Lean receipt Checksum-bound verification artifact generated for CI or reviewer-facing audit.
perturb Evidence coverage across wet-lab, omics, CRISPR, chemical perturbation, or partner assay records.

References: ATTRACT / AttractKit · Lean 4 · ToxinPred · CamSol · Tango / Zyggregator

07 Prepare wet-lab batch

Hand off through LabSpace to capability-matched partners using machine-readable batch manifests.

Diagram elements

Batch manifest Sequences, modifications, and assay plan in a SiLA 2 / Allotrope ADF-compatible format.
Candidate IDs Per-program identifier prefixes (e.g. DL-GLP-0421, DL-IL17-0438, DL-CAV-0455).
Vials Synthesised quantity and assay readout — height encodes activity proxy (EC50 / IC50).

References: SiLA 2 · Allotrope ADF

08 Receive results & refine

Wet-lab and perturbation feedback update the surrogate model and the encoded mechanism assumptions; re-ranking selects the next batch or the next assay under an acquisition function.

Diagram elements

Closed loop Bayesian / active-learning loop between wet-lab and re-rank nodes.
Wet-lab node Assay results (binding affinity, cytotoxicity, stability) returned through LabSpace.
Re-rank node Surrogate model updated with new evidence; acquisition function selects next batch.

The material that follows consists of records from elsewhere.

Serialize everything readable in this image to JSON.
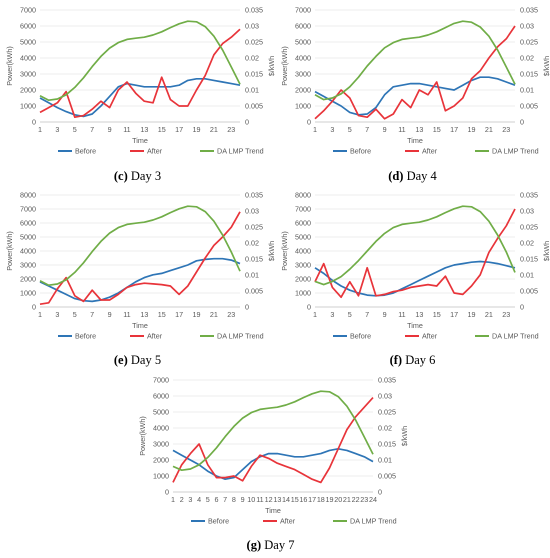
{
  "colors": {
    "before": "#2e75b6",
    "after": "#e8343a",
    "da": "#70ad47",
    "grid": "#d9d9d9",
    "axis": "#bfbfbf",
    "text": "#595959"
  },
  "chart_data": [
    {
      "type": "line",
      "caption_letter": "(c)",
      "caption_text": "Day 3",
      "xlabel": "Time",
      "ylabel": "Power(kWh)",
      "y2label": "$/kWh",
      "x_ticks": [
        1,
        3,
        5,
        7,
        9,
        11,
        13,
        15,
        17,
        19,
        21,
        23
      ],
      "x": [
        1,
        2,
        3,
        4,
        5,
        6,
        7,
        8,
        9,
        10,
        11,
        12,
        13,
        14,
        15,
        16,
        17,
        18,
        19,
        20,
        21,
        22,
        23,
        24
      ],
      "ylim": [
        0,
        7000
      ],
      "y_ticks": [
        0,
        1000,
        2000,
        3000,
        4000,
        5000,
        6000,
        7000
      ],
      "y2lim": [
        0,
        0.035
      ],
      "y2_ticks": [
        "0",
        "0.005",
        "0.01",
        "0.015",
        "0.02",
        "0.025",
        "0.03",
        "0.035"
      ],
      "legend_position": "bottom",
      "series": [
        {
          "name": "Before",
          "axis": "left",
          "values": [
            1500,
            1200,
            900,
            650,
            450,
            350,
            500,
            1000,
            1600,
            2200,
            2400,
            2300,
            2200,
            2200,
            2200,
            2200,
            2300,
            2600,
            2700,
            2700,
            2600,
            2500,
            2400,
            2300
          ]
        },
        {
          "name": "After",
          "axis": "left",
          "values": [
            600,
            900,
            1200,
            1900,
            300,
            400,
            800,
            1300,
            900,
            2000,
            2500,
            1800,
            1300,
            1200,
            2800,
            1400,
            1000,
            1000,
            2000,
            2900,
            4200,
            4900,
            5300,
            5800
          ]
        },
        {
          "name": "DA LMP Trend",
          "axis": "right",
          "values": [
            0.0082,
            0.0068,
            0.0072,
            0.0085,
            0.0108,
            0.0138,
            0.0173,
            0.0205,
            0.0231,
            0.0248,
            0.0258,
            0.0262,
            0.0265,
            0.0272,
            0.0282,
            0.0295,
            0.0307,
            0.0315,
            0.0313,
            0.0298,
            0.0268,
            0.0225,
            0.0172,
            0.0118
          ]
        }
      ]
    },
    {
      "type": "line",
      "caption_letter": "(d)",
      "caption_text": "Day 4",
      "xlabel": "Time",
      "ylabel": "Power(kWh)",
      "y2label": "$/kWh",
      "x_ticks": [
        1,
        3,
        5,
        7,
        9,
        11,
        13,
        15,
        17,
        19,
        21,
        23
      ],
      "x": [
        1,
        2,
        3,
        4,
        5,
        6,
        7,
        8,
        9,
        10,
        11,
        12,
        13,
        14,
        15,
        16,
        17,
        18,
        19,
        20,
        21,
        22,
        23,
        24
      ],
      "ylim": [
        0,
        7000
      ],
      "y_ticks": [
        0,
        1000,
        2000,
        3000,
        4000,
        5000,
        6000,
        7000
      ],
      "y2lim": [
        0,
        0.035
      ],
      "y2_ticks": [
        "0",
        "0.005",
        "0.01",
        "0.015",
        "0.02",
        "0.025",
        "0.03",
        "0.035"
      ],
      "legend_position": "bottom",
      "series": [
        {
          "name": "Before",
          "axis": "left",
          "values": [
            1900,
            1600,
            1300,
            1000,
            600,
            450,
            500,
            900,
            1700,
            2200,
            2300,
            2400,
            2400,
            2300,
            2200,
            2100,
            2000,
            2300,
            2600,
            2800,
            2800,
            2700,
            2500,
            2300
          ]
        },
        {
          "name": "After",
          "axis": "left",
          "values": [
            200,
            700,
            1300,
            2000,
            1500,
            400,
            300,
            800,
            200,
            500,
            1400,
            900,
            2000,
            1700,
            2500,
            700,
            1000,
            1500,
            2700,
            3200,
            4000,
            4700,
            5200,
            6000
          ]
        },
        {
          "name": "DA LMP Trend",
          "axis": "right",
          "values": [
            0.0085,
            0.007,
            0.0075,
            0.0088,
            0.011,
            0.014,
            0.0175,
            0.0205,
            0.0232,
            0.0248,
            0.0258,
            0.0262,
            0.0265,
            0.0272,
            0.0282,
            0.0295,
            0.0308,
            0.0315,
            0.0312,
            0.0297,
            0.0268,
            0.0225,
            0.0172,
            0.0118
          ]
        }
      ]
    },
    {
      "type": "line",
      "caption_letter": "(e)",
      "caption_text": "Day 5",
      "xlabel": "Time",
      "ylabel": "Power(kWh)",
      "y2label": "$/kWh",
      "x_ticks": [
        1,
        3,
        5,
        7,
        9,
        11,
        13,
        15,
        17,
        19,
        21,
        23
      ],
      "x": [
        1,
        2,
        3,
        4,
        5,
        6,
        7,
        8,
        9,
        10,
        11,
        12,
        13,
        14,
        15,
        16,
        17,
        18,
        19,
        20,
        21,
        22,
        23,
        24
      ],
      "ylim": [
        0,
        8000
      ],
      "y_ticks": [
        0,
        1000,
        2000,
        3000,
        4000,
        5000,
        6000,
        7000,
        8000
      ],
      "y2lim": [
        0,
        0.035
      ],
      "y2_ticks": [
        "0",
        "0.005",
        "0.01",
        "0.015",
        "0.02",
        "0.025",
        "0.03",
        "0.035"
      ],
      "legend_position": "bottom",
      "series": [
        {
          "name": "Before",
          "axis": "left",
          "values": [
            1800,
            1500,
            1200,
            900,
            600,
            450,
            400,
            500,
            700,
            1000,
            1400,
            1800,
            2100,
            2300,
            2400,
            2600,
            2800,
            3000,
            3300,
            3400,
            3450,
            3450,
            3350,
            3100
          ]
        },
        {
          "name": "After",
          "axis": "left",
          "values": [
            200,
            300,
            1300,
            2100,
            800,
            400,
            1200,
            500,
            500,
            900,
            1400,
            1600,
            1700,
            1650,
            1600,
            1500,
            900,
            1500,
            2500,
            3500,
            4400,
            5000,
            5700,
            6800
          ]
        },
        {
          "name": "DA LMP Trend",
          "axis": "right",
          "values": [
            0.0082,
            0.0068,
            0.0072,
            0.0085,
            0.0108,
            0.0138,
            0.0173,
            0.0205,
            0.0231,
            0.0248,
            0.0258,
            0.0262,
            0.0265,
            0.0272,
            0.0282,
            0.0295,
            0.0307,
            0.0315,
            0.0313,
            0.0298,
            0.0268,
            0.0225,
            0.0172,
            0.0112
          ]
        }
      ]
    },
    {
      "type": "line",
      "caption_letter": "(f)",
      "caption_text": "Day 6",
      "xlabel": "Time",
      "ylabel": "Power(kWh)",
      "y2label": "$/kWh",
      "x_ticks": [
        1,
        3,
        5,
        7,
        9,
        11,
        13,
        15,
        17,
        19,
        21,
        23
      ],
      "x": [
        1,
        2,
        3,
        4,
        5,
        6,
        7,
        8,
        9,
        10,
        11,
        12,
        13,
        14,
        15,
        16,
        17,
        18,
        19,
        20,
        21,
        22,
        23,
        24
      ],
      "ylim": [
        0,
        8000
      ],
      "y_ticks": [
        0,
        1000,
        2000,
        3000,
        4000,
        5000,
        6000,
        7000,
        8000
      ],
      "y2lim": [
        0,
        0.035
      ],
      "y2_ticks": [
        "0",
        "0.005",
        "0.01",
        "0.015",
        "0.02",
        "0.025",
        "0.03",
        "0.035"
      ],
      "legend_position": "bottom",
      "series": [
        {
          "name": "Before",
          "axis": "left",
          "values": [
            2800,
            2400,
            1900,
            1500,
            1200,
            1000,
            850,
            800,
            850,
            1000,
            1300,
            1600,
            1900,
            2200,
            2500,
            2800,
            3000,
            3100,
            3200,
            3250,
            3200,
            3100,
            2950,
            2800
          ]
        },
        {
          "name": "After",
          "axis": "left",
          "values": [
            1800,
            3100,
            1400,
            700,
            1800,
            800,
            2800,
            800,
            900,
            1100,
            1200,
            1400,
            1500,
            1600,
            1500,
            2200,
            1000,
            900,
            1500,
            2300,
            3900,
            4900,
            5800,
            7000
          ]
        },
        {
          "name": "DA LMP Trend",
          "axis": "right",
          "values": [
            0.008,
            0.007,
            0.008,
            0.0095,
            0.0118,
            0.0145,
            0.0175,
            0.0205,
            0.023,
            0.0248,
            0.0258,
            0.0262,
            0.0265,
            0.0272,
            0.0282,
            0.0295,
            0.0307,
            0.0315,
            0.0313,
            0.0298,
            0.0268,
            0.0225,
            0.0172,
            0.0108
          ]
        }
      ]
    },
    {
      "type": "line",
      "caption_letter": "(g)",
      "caption_text": "Day 7",
      "xlabel": "Time",
      "ylabel": "Power(kWh)",
      "y2label": "$/kWh",
      "x_ticks": [
        1,
        2,
        3,
        4,
        5,
        6,
        7,
        8,
        9,
        10,
        11,
        12,
        13,
        14,
        15,
        16,
        17,
        18,
        19,
        20,
        21,
        22,
        23,
        24
      ],
      "x": [
        1,
        2,
        3,
        4,
        5,
        6,
        7,
        8,
        9,
        10,
        11,
        12,
        13,
        14,
        15,
        16,
        17,
        18,
        19,
        20,
        21,
        22,
        23,
        24
      ],
      "ylim": [
        0,
        7000
      ],
      "y_ticks": [
        0,
        1000,
        2000,
        3000,
        4000,
        5000,
        6000,
        7000
      ],
      "y2lim": [
        0,
        0.035
      ],
      "y2_ticks": [
        "0",
        "0.005",
        "0.01",
        "0.015",
        "0.02",
        "0.025",
        "0.03",
        "0.035"
      ],
      "legend_position": "bottom",
      "series": [
        {
          "name": "Before",
          "axis": "left",
          "values": [
            2600,
            2300,
            2000,
            1700,
            1300,
            1000,
            800,
            900,
            1400,
            1900,
            2200,
            2400,
            2400,
            2300,
            2200,
            2200,
            2300,
            2400,
            2600,
            2700,
            2600,
            2400,
            2200,
            1900
          ]
        },
        {
          "name": "After",
          "axis": "left",
          "values": [
            600,
            1700,
            2400,
            3000,
            1700,
            900,
            900,
            1000,
            700,
            1600,
            2300,
            2100,
            1800,
            1600,
            1400,
            1100,
            800,
            600,
            1500,
            2700,
            3900,
            4700,
            5300,
            5900
          ]
        },
        {
          "name": "DA LMP Trend",
          "axis": "right",
          "values": [
            0.008,
            0.0068,
            0.0072,
            0.0085,
            0.0108,
            0.0138,
            0.0173,
            0.0205,
            0.0231,
            0.0248,
            0.0258,
            0.0262,
            0.0265,
            0.0272,
            0.0282,
            0.0295,
            0.0307,
            0.0315,
            0.0313,
            0.0298,
            0.0268,
            0.0225,
            0.0172,
            0.0118
          ]
        }
      ]
    }
  ]
}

References: Shahriari et al. 2016 (Bayesian Opt.) · Settles 2009 (Active Learning)

Program variants

DiscoveryLab ships with three reference programs that swap condition codes, pathway labels, source organisms, seed peptides, gate thresholds, and candidate ID prefixes throughout the workflow.

Program Condition Primary target Seed Sources
Obesity ICD-10 E66 GLP1R · Class B GPCR exendin-4 Gila monster, amphibian, fish gut
Inflammation ICD-10 M06 IL-17RA · cytokine receptor magainin-2 amphibian, marine invert., human defensin
Neuropathic pain ICD-10 G56 Cav2.2 · N-type Ca²⁺ channel ω-MVIIA cone snail, spider venom, scorpion

Language and posture

The system uses constrained search, receptor-conditioned design, evidence-gated generation, candidate-family evolution, in-silico triage, pathway-mechanism verification, Lean audit receipts, perturbation evidence scoring, and a wet-lab feedback loop. It does not promise instant discovery, guaranteed binding, clinical efficacy, or fully automated drug discovery. Formal verification means the encoded claims follow from encoded assumptions; it does not prove that the biology is complete or clinically true. Scoring is intentionally conservative until calibrated outcome data exists, then specific gates are replaced by validated production packages and curated pathway importers.